The new syntax enhances the where conditional statement to support module names preceded with the “related” string and followed by the id of the entity:

where related.modulename=id

Examples:

select * from projecttask where related.project=30x144
select * from projecttask where related.project=30x144 and projecttaskname='dsf'
select * from documents where related.accounts=3x12
select * from documents where filelocationtype='E' and related.contacts=4x22
Select * from Documents where (related.Contacts='4x22') AND (filelocationtype LIKE '%I%') LIMIT 5;
select * from modcomments where related.helpdesk=9x114
select * from modcomments where related.helpdesk=9x114 and commentcontent like 'hdcc%'
select * from products where related.products=6x58 // only product children are accessible with this syntax
select * from products where related.contacts=4x22  // only directly related products
select * from products where related.contacts=4x22 and productcategory='Software'  // only directly related products
Select * from Products where related.Contacts='4x22' LIMIT 5;
Select * from Products where related.Contacts='4x22' order by productname LIMIT 5;
  • queryparameters support limit and offset for those sets of related records where the total count is very high or simply high enough to want to be able to page through.
  • queryparameters support column definitions, reducing the size of information being returned
  • multiple entities, IDs or related modules are NOT supported with this API. We have created the extended query language functionality, based on Query Generator for this.

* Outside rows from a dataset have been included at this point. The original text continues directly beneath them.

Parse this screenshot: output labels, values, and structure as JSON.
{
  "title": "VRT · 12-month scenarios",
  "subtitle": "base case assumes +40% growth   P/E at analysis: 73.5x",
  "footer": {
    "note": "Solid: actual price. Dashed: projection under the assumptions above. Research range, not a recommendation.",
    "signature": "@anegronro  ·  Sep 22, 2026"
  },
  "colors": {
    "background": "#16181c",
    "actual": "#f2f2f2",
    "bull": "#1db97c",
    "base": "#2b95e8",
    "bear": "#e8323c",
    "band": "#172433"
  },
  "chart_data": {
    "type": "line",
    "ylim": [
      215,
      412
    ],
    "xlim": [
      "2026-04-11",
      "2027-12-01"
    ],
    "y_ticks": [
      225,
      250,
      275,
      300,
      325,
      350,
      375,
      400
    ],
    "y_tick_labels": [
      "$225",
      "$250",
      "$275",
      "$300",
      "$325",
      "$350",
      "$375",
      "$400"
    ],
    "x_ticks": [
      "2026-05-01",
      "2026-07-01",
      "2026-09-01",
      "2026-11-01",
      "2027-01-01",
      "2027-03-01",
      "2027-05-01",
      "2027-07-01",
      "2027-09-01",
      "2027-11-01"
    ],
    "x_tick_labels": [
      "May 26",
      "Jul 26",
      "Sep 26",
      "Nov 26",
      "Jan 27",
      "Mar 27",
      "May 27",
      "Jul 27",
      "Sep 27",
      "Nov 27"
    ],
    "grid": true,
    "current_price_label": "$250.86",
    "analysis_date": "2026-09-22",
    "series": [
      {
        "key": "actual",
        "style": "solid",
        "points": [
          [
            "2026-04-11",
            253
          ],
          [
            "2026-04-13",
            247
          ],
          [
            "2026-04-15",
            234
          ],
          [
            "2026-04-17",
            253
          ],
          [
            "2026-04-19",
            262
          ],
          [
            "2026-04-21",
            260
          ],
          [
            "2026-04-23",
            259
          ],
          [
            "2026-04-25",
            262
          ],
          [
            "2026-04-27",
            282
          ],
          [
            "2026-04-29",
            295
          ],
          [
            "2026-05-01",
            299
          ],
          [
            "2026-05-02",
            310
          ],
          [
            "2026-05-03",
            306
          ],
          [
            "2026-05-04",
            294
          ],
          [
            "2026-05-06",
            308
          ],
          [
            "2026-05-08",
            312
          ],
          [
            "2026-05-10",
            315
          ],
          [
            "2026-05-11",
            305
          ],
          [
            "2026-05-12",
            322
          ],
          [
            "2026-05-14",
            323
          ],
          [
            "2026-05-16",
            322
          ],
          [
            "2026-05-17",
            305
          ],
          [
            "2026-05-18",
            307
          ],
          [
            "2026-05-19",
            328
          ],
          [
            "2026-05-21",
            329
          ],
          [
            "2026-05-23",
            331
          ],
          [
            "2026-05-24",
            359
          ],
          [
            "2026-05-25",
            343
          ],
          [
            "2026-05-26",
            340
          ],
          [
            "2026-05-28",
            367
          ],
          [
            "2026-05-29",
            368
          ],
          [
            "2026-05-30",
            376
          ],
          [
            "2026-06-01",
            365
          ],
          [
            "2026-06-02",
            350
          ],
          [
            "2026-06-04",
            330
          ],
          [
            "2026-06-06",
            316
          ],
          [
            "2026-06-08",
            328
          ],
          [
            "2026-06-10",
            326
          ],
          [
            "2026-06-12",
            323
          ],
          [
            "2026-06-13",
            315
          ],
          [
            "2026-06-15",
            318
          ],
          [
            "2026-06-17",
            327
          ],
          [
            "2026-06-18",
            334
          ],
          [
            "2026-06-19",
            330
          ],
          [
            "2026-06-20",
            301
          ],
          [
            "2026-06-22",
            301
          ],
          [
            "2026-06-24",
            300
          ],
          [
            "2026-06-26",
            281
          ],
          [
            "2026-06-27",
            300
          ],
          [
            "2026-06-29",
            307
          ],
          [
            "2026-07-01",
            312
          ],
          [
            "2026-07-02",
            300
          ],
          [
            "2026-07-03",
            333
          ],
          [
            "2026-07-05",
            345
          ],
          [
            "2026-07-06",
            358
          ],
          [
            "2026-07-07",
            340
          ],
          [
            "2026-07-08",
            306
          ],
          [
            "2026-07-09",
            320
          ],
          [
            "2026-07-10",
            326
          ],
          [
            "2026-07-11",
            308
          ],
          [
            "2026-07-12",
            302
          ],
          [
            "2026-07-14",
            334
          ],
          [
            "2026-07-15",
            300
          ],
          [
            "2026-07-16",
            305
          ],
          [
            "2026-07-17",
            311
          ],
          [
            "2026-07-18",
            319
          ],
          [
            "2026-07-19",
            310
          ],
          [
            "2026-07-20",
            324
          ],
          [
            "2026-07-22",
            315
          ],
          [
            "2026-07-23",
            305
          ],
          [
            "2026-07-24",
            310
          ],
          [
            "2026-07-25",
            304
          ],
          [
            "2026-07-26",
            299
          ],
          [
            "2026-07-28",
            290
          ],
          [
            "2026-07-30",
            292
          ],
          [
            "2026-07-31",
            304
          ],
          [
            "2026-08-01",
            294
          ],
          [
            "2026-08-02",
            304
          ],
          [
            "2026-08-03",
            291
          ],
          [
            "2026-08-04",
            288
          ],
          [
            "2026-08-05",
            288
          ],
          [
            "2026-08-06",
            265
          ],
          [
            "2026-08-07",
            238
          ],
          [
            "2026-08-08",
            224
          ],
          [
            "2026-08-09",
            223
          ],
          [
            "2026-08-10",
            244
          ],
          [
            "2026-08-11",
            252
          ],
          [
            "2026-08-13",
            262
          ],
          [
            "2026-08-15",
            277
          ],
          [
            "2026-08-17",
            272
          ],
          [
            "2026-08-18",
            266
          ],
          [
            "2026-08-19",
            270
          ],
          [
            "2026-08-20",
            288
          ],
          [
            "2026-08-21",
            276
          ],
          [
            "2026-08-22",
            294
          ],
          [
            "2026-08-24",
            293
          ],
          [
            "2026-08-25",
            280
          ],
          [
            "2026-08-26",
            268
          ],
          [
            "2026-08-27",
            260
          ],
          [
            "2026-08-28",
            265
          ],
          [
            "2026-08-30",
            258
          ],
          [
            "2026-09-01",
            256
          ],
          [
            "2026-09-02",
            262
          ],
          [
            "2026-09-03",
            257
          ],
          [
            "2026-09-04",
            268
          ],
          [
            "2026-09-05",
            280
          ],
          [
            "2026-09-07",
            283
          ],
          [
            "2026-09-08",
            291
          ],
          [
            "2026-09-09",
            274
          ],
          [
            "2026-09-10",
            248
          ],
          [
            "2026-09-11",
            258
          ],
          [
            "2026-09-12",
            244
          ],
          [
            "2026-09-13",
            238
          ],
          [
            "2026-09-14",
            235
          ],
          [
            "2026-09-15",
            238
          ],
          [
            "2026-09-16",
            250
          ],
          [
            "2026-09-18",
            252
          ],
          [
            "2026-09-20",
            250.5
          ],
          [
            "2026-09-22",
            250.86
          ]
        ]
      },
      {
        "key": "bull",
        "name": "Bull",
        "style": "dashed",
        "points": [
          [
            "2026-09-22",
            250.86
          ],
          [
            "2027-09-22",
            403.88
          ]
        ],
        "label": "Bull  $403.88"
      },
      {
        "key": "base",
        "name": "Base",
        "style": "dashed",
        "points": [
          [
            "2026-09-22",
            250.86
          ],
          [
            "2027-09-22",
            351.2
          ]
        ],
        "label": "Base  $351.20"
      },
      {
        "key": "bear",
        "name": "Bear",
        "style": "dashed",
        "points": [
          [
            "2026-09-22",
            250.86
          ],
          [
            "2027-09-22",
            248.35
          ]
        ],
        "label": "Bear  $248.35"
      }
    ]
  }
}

There are a few restrictions we couldn't overcome:

  • only one related entity may be used, as the getRelatedRecords function works with only one entity ID, we inherit this restriction. If more than one is put in the query, only the first is used and the rest are ignored and eliminated.
  • the product relation is limited to directly related records, which means that on a contact we will only have access to the ones on his +info tab, or for a product we can only see it's bundle child products.
  • advanced filtering (limited by current query syntax)

The Webservice extended query language functionality, based on Query GeneratorQuery overcomes some of these limitations.

Searching for empty relations

When you have a web service query, and you want to select records from a module where a certain related (UI10) field is empty use:

select * from PurchaseOrder where po_related_soid = 15x0 

Where 15 is the web service ID for the module of the UI10 field (in this case SalesOrder). Then use the 'x', and add a 0.

'po_related_soid' is a placeholder for the fieldname you want to check on, replace that with your own. Of course, also replace the module name with your own.

Thanks Luke!

Errors that can be returned

Besides errors that may be returned by the underlying code this function uses, it can return directly these errors:

  • INVALID_MODULE: Given module (module) cannot be found, which one will be specified in the message.
  • ACCESSDENIED: Permission to perform the operation on module (module) is denied. The current user cannot work with one of the modules
  • INVALIDID: Id specified is incorrect. The given ID does not correspond to an entity in the application.
  • ACCESSDENIED: Permission to read given object is denied. The current user does not have read access to the records.
  • RECORDNOTFOUND: The record you are trying to access is not found. The given ID is pointing to a deleted record or is incorrect.